Though not strictly a mannerist painter, Michelangelo Buonarroti was thought to be one of the pioneers of this style. Near the end of the Italian High Renaissance, Michelangelo's personal style, often characterized by a sense of grandeur and passion, began to be imitated by other artists. Some of the key features often reproduced by subsequent artists included bright, clashing color schemes, unnatural poses and anatomical features in the human figures, and dramatic scenes as backdrops.
One of the mannerist painters who took inspiration from Michelangelo was an Italian artist known as Parmigianino. This artist was best known for the graceful though unnaturally elongated figures that appeared in his religious pieces.

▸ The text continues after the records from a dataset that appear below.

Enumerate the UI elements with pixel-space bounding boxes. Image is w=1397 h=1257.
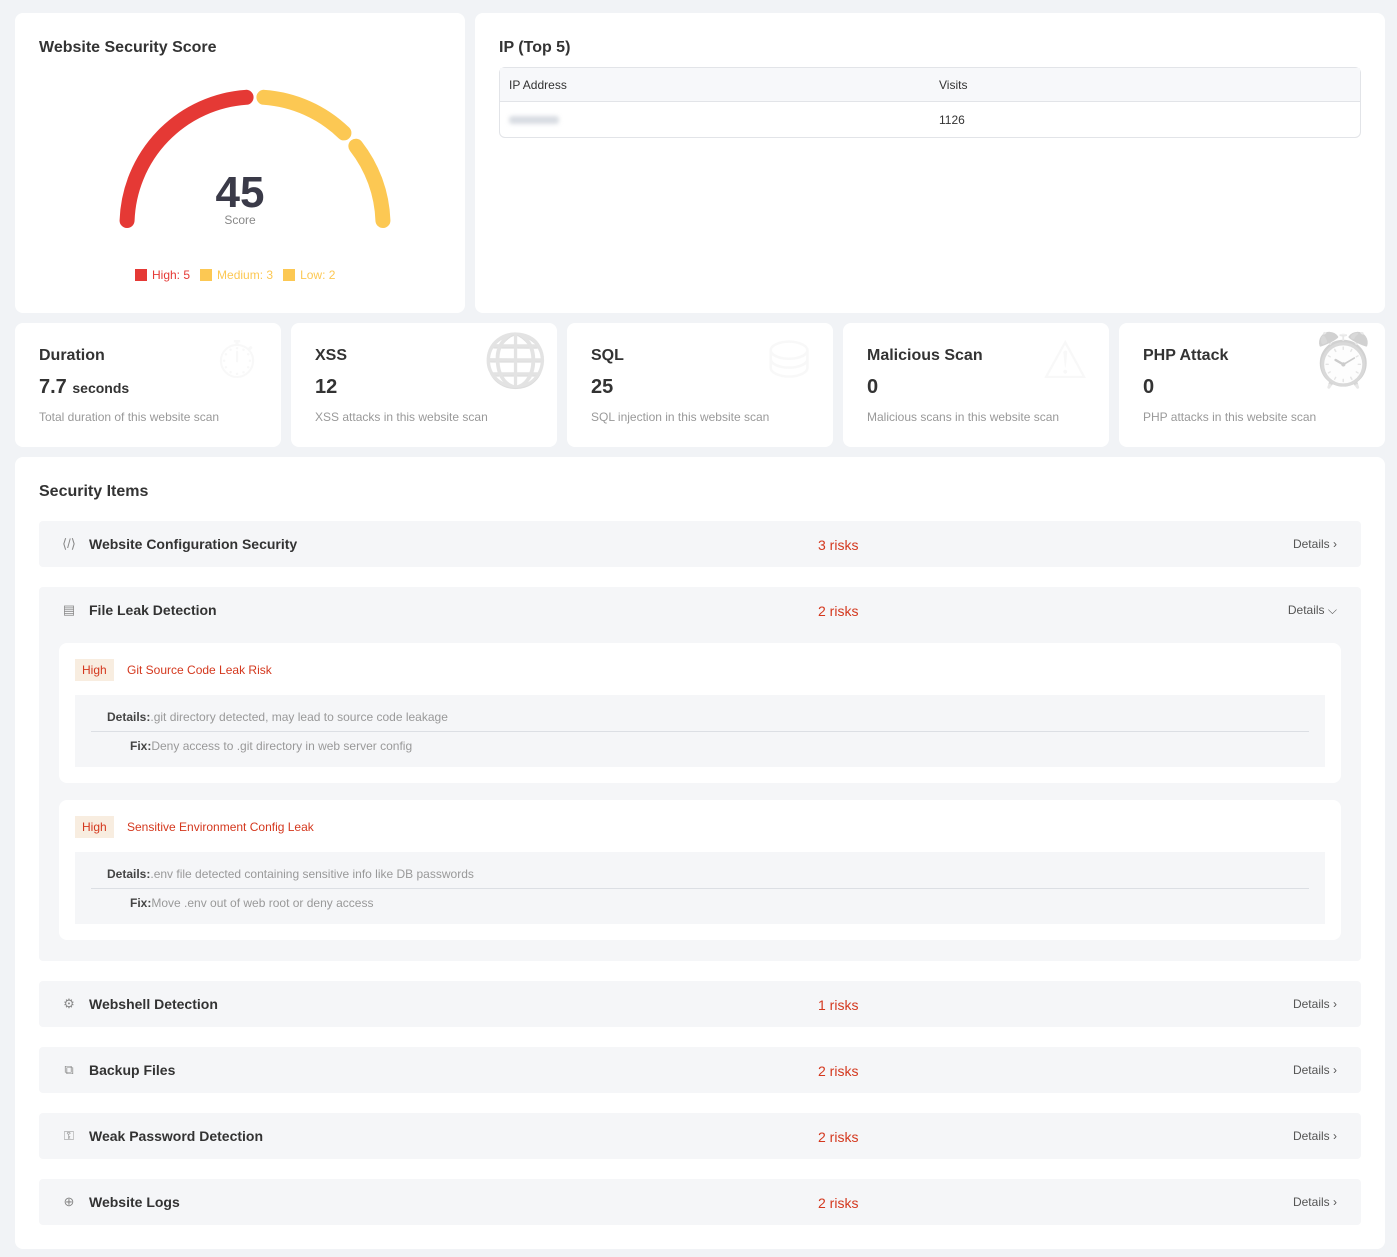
database-sql-icon: ⛁ xyxy=(767,332,811,390)
table-header: IP Address Visits xyxy=(500,68,1360,102)
table-row: 1126 xyxy=(500,102,1360,137)
stat-description: Total duration of this website scan xyxy=(39,410,220,424)
legend-low: Low: 2 xyxy=(283,268,335,282)
stat-card: PHP Attack 0 PHP attacks in this website… xyxy=(1119,323,1385,447)
legend-medium: Medium: 3 xyxy=(200,268,273,282)
security-item-name: Website Configuration Security xyxy=(89,536,298,552)
score-title: Website Security Score xyxy=(39,39,217,56)
bug-scan-icon: ⚙ xyxy=(63,996,75,1011)
col-visits: Visits xyxy=(939,77,968,92)
stat-card: SQL 25 SQL injection in this website sca… xyxy=(567,323,833,447)
risk-count: 2 risks xyxy=(818,1063,859,1079)
finding-title: Git Source Code Leak Risk xyxy=(127,663,272,677)
stat-description: Malicious scans in this website scan xyxy=(867,410,1060,424)
security-score-card: Website Security Score 45 Score High: 5 … xyxy=(15,13,465,313)
details-toggle[interactable]: Details › xyxy=(1292,1129,1337,1143)
risk-count: 2 risks xyxy=(818,603,859,619)
stat-value: 12 xyxy=(315,376,338,398)
ip-address-redacted xyxy=(509,113,939,127)
chevron-right-icon: › xyxy=(1333,997,1337,1011)
risk-count: 1 risks xyxy=(818,997,859,1013)
chevron-right-icon: › xyxy=(1333,1129,1337,1143)
severity-badge: High xyxy=(75,659,114,681)
gauge-high-segment xyxy=(119,89,254,229)
stat-description: XSS attacks in this website scan xyxy=(315,410,488,424)
gauge-low-segment xyxy=(348,138,391,229)
chevron-down-icon: ⌵ xyxy=(1327,603,1337,617)
stat-description: PHP attacks in this website scan xyxy=(1143,410,1317,424)
security-item-name: Weak Password Detection xyxy=(89,1128,264,1144)
details-toggle[interactable]: Details ⌵ xyxy=(1287,603,1337,617)
security-item[interactable]: ⚿ Weak Password Detection 2 risks Detail… xyxy=(39,1113,1361,1159)
stat-title: PHP Attack xyxy=(1143,347,1229,364)
security-item[interactable]: ⟨/⟩ Website Configuration Security 3 ris… xyxy=(39,521,1361,567)
score-gauge xyxy=(119,89,391,229)
finding-detail-box: Details:.env file detected containing se… xyxy=(75,852,1325,924)
finding-details: Details:.git directory detected, may lea… xyxy=(107,710,448,724)
ip-table: IP Address Visits 1126 xyxy=(499,67,1361,138)
warning-scan-icon: ⚠ xyxy=(1041,332,1089,390)
score-value: 45 xyxy=(215,168,265,217)
score-legend: High: 5 Medium: 3 Low: 2 xyxy=(135,268,335,282)
stat-description: SQL injection in this website scan xyxy=(591,410,770,424)
file-icon: ▤ xyxy=(62,602,76,617)
stat-value: 0 xyxy=(1143,376,1155,398)
security-items-card: Security Items ⟨/⟩ Website Configuration… xyxy=(15,457,1385,1249)
security-item[interactable]: ▤ File Leak Detection 2 risks Details ⌵ … xyxy=(39,587,1361,961)
legend-high: High: 5 xyxy=(135,268,190,282)
finding-fix: Fix:Deny access to .git directory in web… xyxy=(130,739,413,753)
risk-count: 2 risks xyxy=(818,1129,859,1145)
globe-icon: 🌐 xyxy=(483,332,548,390)
security-item-name: Website Logs xyxy=(89,1194,180,1210)
security-item-name: File Leak Detection xyxy=(89,602,217,618)
stat-value: 0 xyxy=(867,376,879,398)
stat-title: Malicious Scan xyxy=(867,347,983,364)
code-icon: ⟨/⟩ xyxy=(62,536,76,551)
security-item[interactable]: ⚙ Webshell Detection 1 risks Details › xyxy=(39,981,1361,1027)
finding-details: Details:.env file detected containing se… xyxy=(107,867,474,881)
security-item[interactable]: ⊕ Website Logs 2 risks Details › xyxy=(39,1179,1361,1225)
ip-top5-card: IP (Top 5) IP Address Visits 1126 xyxy=(475,13,1385,313)
risk-count: 3 risks xyxy=(818,537,859,553)
chevron-right-icon: › xyxy=(1333,537,1337,551)
col-ip-address: IP Address xyxy=(509,77,567,92)
ip-title: IP (Top 5) xyxy=(499,39,571,56)
backup-icon: ⧉ xyxy=(64,1062,74,1077)
details-toggle[interactable]: Details › xyxy=(1292,537,1337,551)
finding-detail-box: Details:.git directory detected, may lea… xyxy=(75,695,1325,767)
stat-value: 7.7 seconds xyxy=(39,376,130,398)
finding-card: High Git Source Code Leak Risk Details:.… xyxy=(59,643,1341,783)
stat-card: Malicious Scan 0 Malicious scans in this… xyxy=(843,323,1109,447)
finding-title: Sensitive Environment Config Leak xyxy=(127,820,314,834)
stopwatch-icon: ⏱ xyxy=(216,332,258,390)
severity-badge: High xyxy=(75,816,114,838)
stat-card: Duration 7.7 seconds Total duration of t… xyxy=(15,323,281,447)
stat-value: 25 xyxy=(591,376,614,398)
security-item[interactable]: ⧉ Backup Files 2 risks Details › xyxy=(39,1047,1361,1093)
visits-cell: 1126 xyxy=(939,112,965,127)
finding-fix: Fix:Move .env out of web root or deny ac… xyxy=(130,896,374,910)
score-label: Score xyxy=(224,213,256,227)
finding-card: High Sensitive Environment Config Leak D… xyxy=(59,800,1341,940)
stat-title: SQL xyxy=(591,347,624,364)
security-items-title: Security Items xyxy=(39,483,149,500)
divider xyxy=(91,731,1309,732)
globe-icon: ⊕ xyxy=(63,1194,75,1209)
gauge-medium-segment xyxy=(256,89,352,141)
stat-title: Duration xyxy=(39,347,105,364)
divider xyxy=(91,888,1309,889)
stat-title: XSS xyxy=(315,347,348,364)
details-toggle[interactable]: Details › xyxy=(1292,1195,1337,1209)
security-item-name: Webshell Detection xyxy=(89,996,218,1012)
alarm-icon: ⏰ xyxy=(1311,332,1376,390)
chevron-right-icon: › xyxy=(1333,1063,1337,1077)
security-item-name: Backup Files xyxy=(89,1062,176,1078)
stat-card: XSS 12 XSS attacks in this website scan … xyxy=(291,323,557,447)
password-icon: ⚿ xyxy=(64,1128,74,1143)
details-toggle[interactable]: Details › xyxy=(1292,997,1337,1011)
details-toggle[interactable]: Details › xyxy=(1292,1063,1337,1077)
risk-count: 2 risks xyxy=(818,1195,859,1211)
chevron-right-icon: › xyxy=(1333,1195,1337,1209)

Although his religiously themed works were some of his most celebrated, he also created many portraits, etchings, and woodcuts. These pieces often included unusual spatial effects, such as trompe l'oeil, a technique that involves creating a realistic image with a three-dimensional optical illusion.
Although Michelangelo may have spearheaded this unusual art movement, one of the best known of all the mannerist painters is El Greco. Originally trained in the Byzantine manner in Crete, El Greco quickly learned to use bright, dramatic colors after spending a significant amount of time in Venice. Moving to Rome, then to Spain, this artist picked up other key mannerist characteristics. For instance, much of his art featured unusual perspective points, while his human figures were often turned and twisted in unnatural ways.
Despite having been born during the early days of the mannerist movement, Giuseppe Arcimboldo became one of the more distinctive of the mannerist painters. Unlike many other artists of the time, he did not typically work on religious themes, but instead focused on the subjects of nature and science. Sometimes placed into the category of surrealism, he created a number of uncanny and symbolic portraits that were predominantly made up of vegetables, flowers and fruits. During his lifetime, he was often copied, but was not fully recognized as a great artist until his work was rediscovered in the 1920s.